Platform comparison
| Platform | YES odds | NO odds | Fee | KYC | Settlement | |
|---|---|---|---|---|---|---|
Polymarket (via Election Predictions UK) Pick polygram.ink (preferred broker) |
18% | 82% | 0% (USDC on-chain) | No-KYC up to $1,500 | USDC, auto via UMA oracle | Trade this market → |
Polymarket (direct) polymarket.com |
18% | 82% | 0% | Geo-blocked in US/UK/EU | USDC, on-chain | Trade this market → |
Kalshi kalshi.com |
— | — | Up to 7% per trade | US-only, KYC required | USD | Trade this market → |
Betfair Exchange betfair.com |
— | — | 2-5% commission | Full KYC from first trade | GBP / EUR | Trade this market → |
Manifold Markets manifold.markets |
— | — | Play-money (mana) | None — play-money | Mana (no cash-out) | Trade this market → |
Outcome probabilities
Current market-implied probability for each outcome, from the live order book.
| Outcome | Probability |
|---|---|
| December Meeting | 18% |
| October Meeting | 14% |
| September Meeting | 5% |
| July Meeting | 1% |
| June Meeting | 0% |
| January Meeting | 0% |
| April Meeting | 0% |
| March Meeting | 0% |
Market context
The Federal Reserve has already executed its third consecutive 25-basis-point cut in December 2025, lowering the target range to 3.50%–3.75%, and has subsequently adopted a distinctly hawkish stance for 2026. This historical pivot mirrors the September 2024 decision where a 50-basis-point cut was followed by a pause as inflation concerns resurfaced, framing the current 0% crowd-implied probability as a rational reflection of the Fed’s commitment to data dependency rather than automatic easing. The updated dot plot from the June meeting now projects a year-end 2026 rate of 3.8%, implying minimal room for further reductions and suggesting that the market is correctly leaning on the catalyst of the Fed’s own forward guidance rather than external political pressure.

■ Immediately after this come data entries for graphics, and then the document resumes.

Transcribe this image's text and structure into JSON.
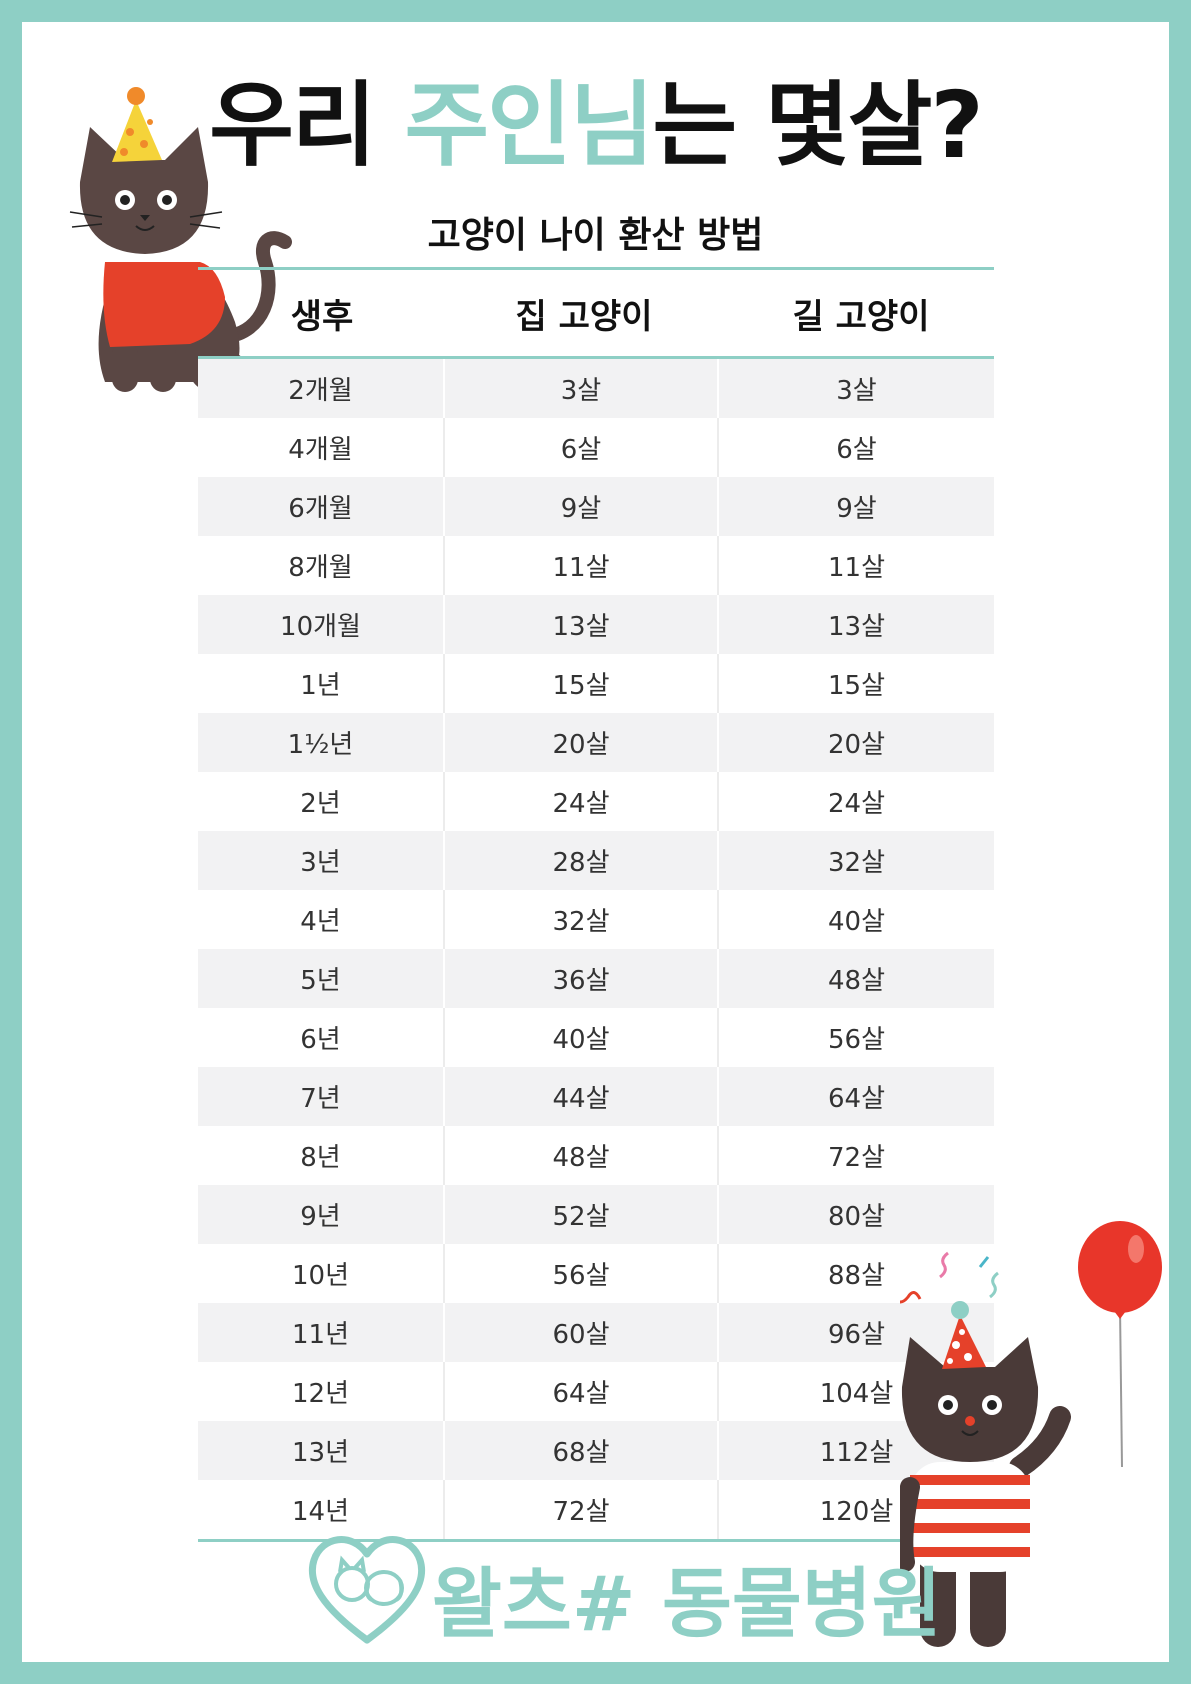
{
  "title": {
    "part1": "우리 ",
    "highlight": "주인님",
    "part2": "는 몇살?"
  },
  "subtitle": "고양이 나이 환산 방법",
  "table": {
    "headers": [
      "생후",
      "집 고양이",
      "길 고양이"
    ],
    "rows": [
      [
        "2개월",
        "3살",
        "3살"
      ],
      [
        "4개월",
        "6살",
        "6살"
      ],
      [
        "6개월",
        "9살",
        "9살"
      ],
      [
        "8개월",
        "11살",
        "11살"
      ],
      [
        "10개월",
        "13살",
        "13살"
      ],
      [
        "1년",
        "15살",
        "15살"
      ],
      [
        "1½년",
        "20살",
        "20살"
      ],
      [
        "2년",
        "24살",
        "24살"
      ],
      [
        "3년",
        "28살",
        "32살"
      ],
      [
        "4년",
        "32살",
        "40살"
      ],
      [
        "5년",
        "36살",
        "48살"
      ],
      [
        "6년",
        "40살",
        "56살"
      ],
      [
        "7년",
        "44살",
        "64살"
      ],
      [
        "8년",
        "48살",
        "72살"
      ],
      [
        "9년",
        "52살",
        "80살"
      ],
      [
        "10년",
        "56살",
        "88살"
      ],
      [
        "11년",
        "60살",
        "96살"
      ],
      [
        "12년",
        "64살",
        "104살"
      ],
      [
        "13년",
        "68살",
        "112살"
      ],
      [
        "14년",
        "72살",
        "120살"
      ]
    ]
  },
  "logo": {
    "text": "왈츠# 동물병원",
    "icon": "heart-dog-cat-icon"
  },
  "colors": {
    "accent": "#8ecfc5",
    "cat_body": "#5a4744",
    "sweater": "#e5412a",
    "hat": "#f5d33a",
    "balloon": "#e8362a"
  }
}
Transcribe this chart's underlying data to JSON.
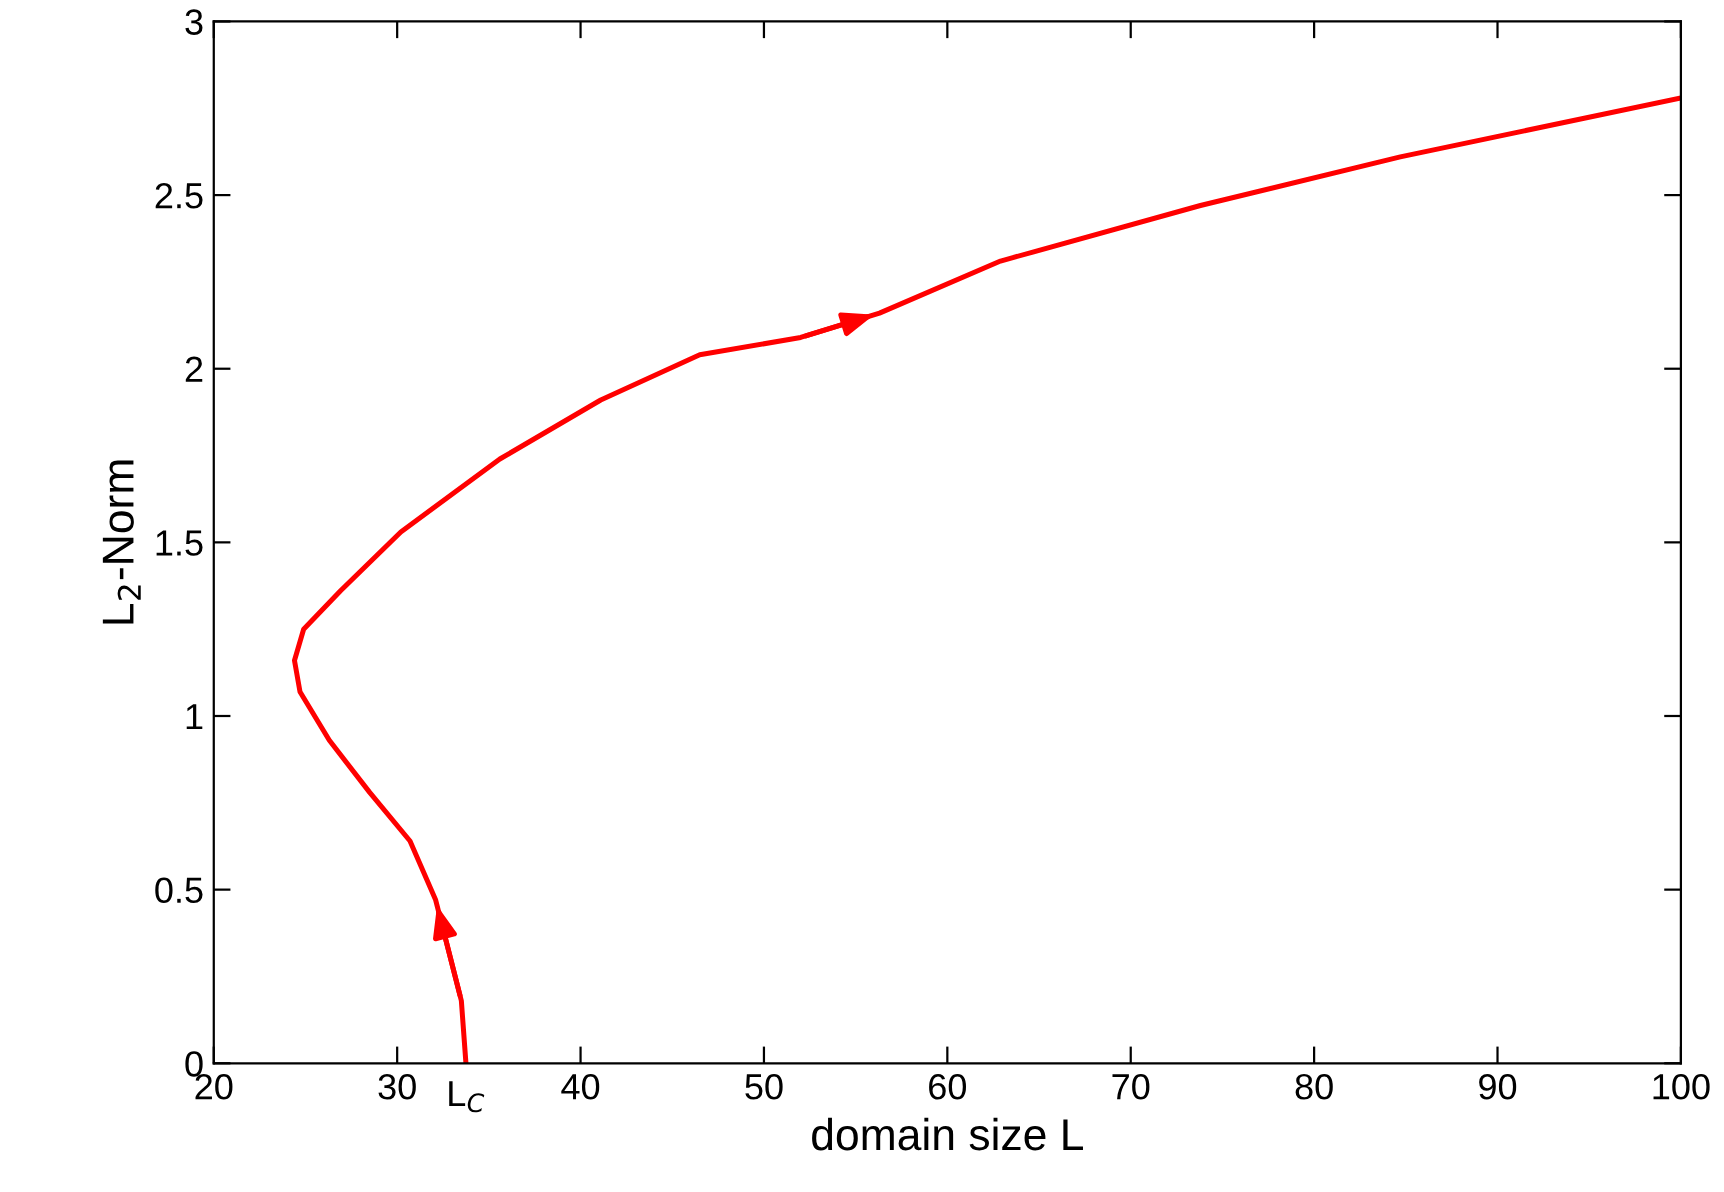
{
  "chart_data": {
    "type": "line",
    "xlabel": "domain size L",
    "ylabel": "L$_{2}$-Norm",
    "x": [
      33.75,
      33.5,
      32.1,
      30.7,
      28.5,
      26.3,
      24.7,
      24.4,
      24.9,
      26.9,
      30.2,
      35.6,
      41.1,
      46.5,
      52,
      56.3,
      62.9,
      73.8,
      84.7,
      100
    ],
    "series": [
      {
        "color": "#ff0000",
        "values": [
          0,
          0.18,
          0.47,
          0.64,
          0.78,
          0.93,
          1.07,
          1.16,
          1.25,
          1.36,
          1.53,
          1.74,
          1.91,
          2.04,
          2.09,
          2.16,
          2.31,
          2.47,
          2.61,
          2.78
        ]
      }
    ],
    "xlim": [
      20,
      100
    ],
    "xticks": [
      20,
      30,
      40,
      50,
      60,
      70,
      80,
      90,
      100
    ],
    "ylim": [
      0,
      3
    ],
    "yticks": [
      0,
      0.5,
      1,
      1.5,
      2,
      2.5,
      3
    ],
    "annotations": [
      {
        "text": "L$_{C}$",
        "x": 33.75,
        "y": 0
      }
    ],
    "grid": false,
    "legend": false,
    "marker": "none",
    "line_style": "solid"
  }
}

Traders should monitor the Bureau of Labor Statistics releases scheduled before the January 28 FOMC vote, specifically the January 7 JOLTS survey, the January 9 employment report, and the January 13 CPI print, as these figures will dictate whether the labour market remains weak enough to force an emergency cut. According to Yahoo Finance, the CME FedWatch tool has seen the probability of a January cut plummet to just 23%, while Goldman Sachs forecasts only two cuts total for 2026, with the next likely occurring in March rather than January. The market is leaning heavily on the absence of a qualifying rate cut before the February 7 deadline, meaning any stabilisation in unemployment or a rise in inflation will solidify the "No" outcome, whereas a sharp deterioration in labour data could trigger the emergency clause.
Methodology
This page tracks Fed rate cut by 2026? across four political prediction venues. Live odds come from the Polymarket order book (the deepest political prediction-market book). Kalshi is the CFTC-regulated US alternative, Betfair the established UK sports-exchange with politics markets, Manifold the open play-money variant. For users geo-blocked from Polymarket directly, brokers like Election Predictions UK provide a 0%-fee route into the same order book.
Resolution & payout
For political markets the resolution source is decisive. Polymarket defines a concrete source per contract (e.g. AP, Reuters, official electoral commission) and uses the UMA Optimistic Oracle as the on-chain dispute mechanism. With a clearly defined outcome the USDC payout lands within minutes of the final confirmation.
FAQ
- What resolution source is used for elections?
- Polymarket defines the source per contract — usually Associated Press (AP Race Call), Reuters or the official electoral commission. The source is stated in contract details before the market opens.
- Can prediction markets influence election outcomes?
- Markets reflect expectations rather than create them. Studies show public-facing markets can anchor expectations, but don't influence the underlying outcome. Political markets are information, not advocacy.
- Are political prediction markets legal in my country?
- It varies. They sit in legal gray areas in most jurisdictions. Polymarket is geo-blocked from US/UK/EU; some broker frontends have a different geo footprint. Trade only with capital you can afford to lose, and only if you understand the legal status in your jurisdiction.
- Why do Polymarket and Kalshi differ on elections?
- Kalshi must follow CFTC compliance — strict definitions, clear resolution sources, US citizens only with KYC. Polymarket operates globally without CFTC oversight — deeper liquidity, but also higher regulatory risk.
- Which political events have the biggest volume?
- US Presidential election, party nominations (DNC/RNC), Senate majorities, individual state outcomes (Pennsylvania, Michigan, Wisconsin), and major European elections. Peak markets reach $50-500M per event.